Kasım ayındaki ABD Başkanlık seçim anketlerinde zaten önde giden Cumhuriyetçi Parti’nin adayı (ki açıklandı) Trump, suikast girişimi ardından şansını iyice arttırdı. Kazanacak olduğu için de “gelince” diye başlık attım.
Beyefendi gelince neler yapacağını tahmin etmek zor değil, çünkü daha önceki başkanlığı dönemini bütün kamuoyu çok iyi hatırlıyor.
Bir kere hareketleri, konuşması, tavırları ile başkandan çok bir internet fenomenine benziyor. AB ya da G7 ya da diğer ülke liderleri ile yapılan toplantılarda egosunun çok yükseklerde olduğunu gayet net hatırlıyoruz.

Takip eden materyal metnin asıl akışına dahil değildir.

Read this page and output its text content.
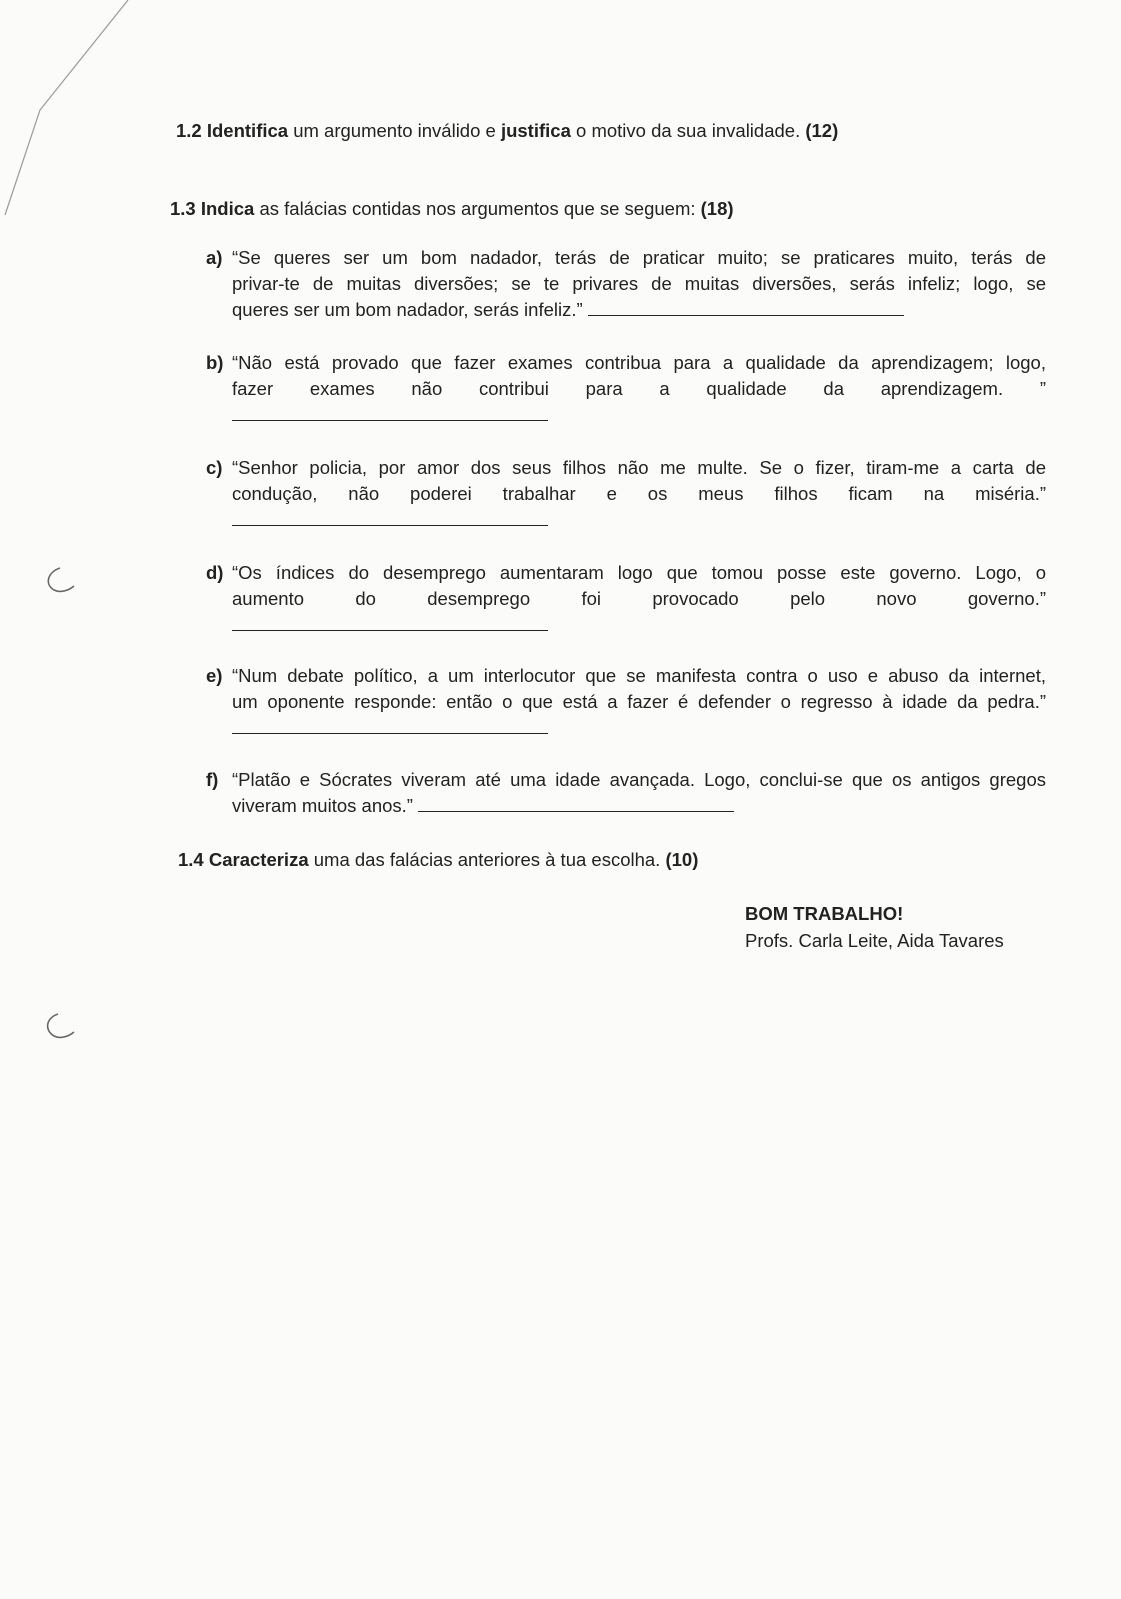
1.2 Identifica um argumento inválido e justifica o motivo da sua invalidade. (12)
1.3 Indica as falácias contidas nos argumentos que se seguem: (18)
a) “Se queres ser um bom nadador, terás de praticar muito; se praticares muito, terás de
privar-te de muitas diversões; se te privares de muitas diversões, serás infeliz; logo, se
queres ser um bom nadador, serás infeliz.”
b) “Não está provado que fazer exames contribua para a qualidade da aprendizagem; logo,
fazer exames não contribui para a qualidade da aprendizagem. ”
c) “Senhor policia, por amor dos seus filhos não me multe. Se o fizer, tiram-me a carta de
condução, não poderei trabalhar e os meus filhos ficam na miséria.”
d) “Os índices do desemprego aumentaram logo que tomou posse este governo. Logo, o
aumento do desemprego foi provocado pelo novo governo.”
e) “Num debate político, a um interlocutor que se manifesta contra o uso e abuso da internet,
um oponente responde: então o que está a fazer é defender o regresso à idade da pedra.”
f) “Platão e Sócrates viveram até uma idade avançada. Logo, conclui-se que os antigos gregos
viveram muitos anos.”
1.4 Caracteriza uma das falácias anteriores à tua escolha. (10)
BOM TRABALHO!
Profs. Carla Leite, Aida Tavares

Rusya rahat nefes alabilir…
Muhtemel yapacaklarına bakalım. Biden’ın tersine Trump’ın düşman ülke önceliği Rusya değil Çin. Trump kazanınca Rusya ve Putin rahatlayacak gibi. Muhtemelen ilişkileri iyi olacak ve Trump Ukrayna sorununu çözmek için adımlar atacak. Ukrayna liderliği de bunu anladı ve Zelenski Trump’a sıcak mesajlar yollamaya başladı. Barış görüşmelerine Rusya’nın da katılmasını bekledikleri yönündeki açıklamaları Zelenski üzerindeki Trump etkisini gösteriyor.
Haydi pamuk eller cebe…
Biden NATO’yu ne kadar Ukrayna savaşına dolaylı yollarla müdahil olmaya çalışıyorsa da, Trump bunun tam tersini yapabilir. NATO konusuna Biden kadar ilgili değil. Geçen başkanlığı döneminde diğer NATO liderlerine “haydi pamuk eller cebe” diye mesajlar göndermişti.
Kuşak-yol tehlikede…
Gelelim Çin ile ilişkilere. Muhtemelen Rusya’yı Çin’e karşı yanına almaya çalışacak. Bunu daha önceki başkanlığı döneminde de denemişti. Rusya liderliğinin en kötü zamanında kendine destek olan Çin’i yalnız bırakacağını düşünmüyorum doğrusu. Çin ile sıcak ilişkiler kuran ülkeleri tehdit edecek ve bu da Çin’in kalkınma hamlesi olan ve geçtiği ülkelere de ekonomik fayda sağlayacak olan kuşak-yol projesinin akamete uğramasına neden olacak.
İran ile nükleer anlaşma…
Trump ayni zamanda İran rejimine de düşman. Devler başkanı olduğunda İran ile yapılan nükleer anlaşmayı zora soktu. Halbuki dönemin cumhurbaşkanı Ruhani, dini lider Ali Hamaney ve Dışişleri Bakanı Zarif batılılarla bu önemli anlaşmayı yapıp yurt dışındaki yaklaşış 100 milyar dolara ulaşan İran varlıklarının serbest kalmasını sağlamışlardı. Bu arada Devrim Muhafızları Kudüs Gücü Komutanı General Kasım Süleymani de Trump zamanında öldürüldü.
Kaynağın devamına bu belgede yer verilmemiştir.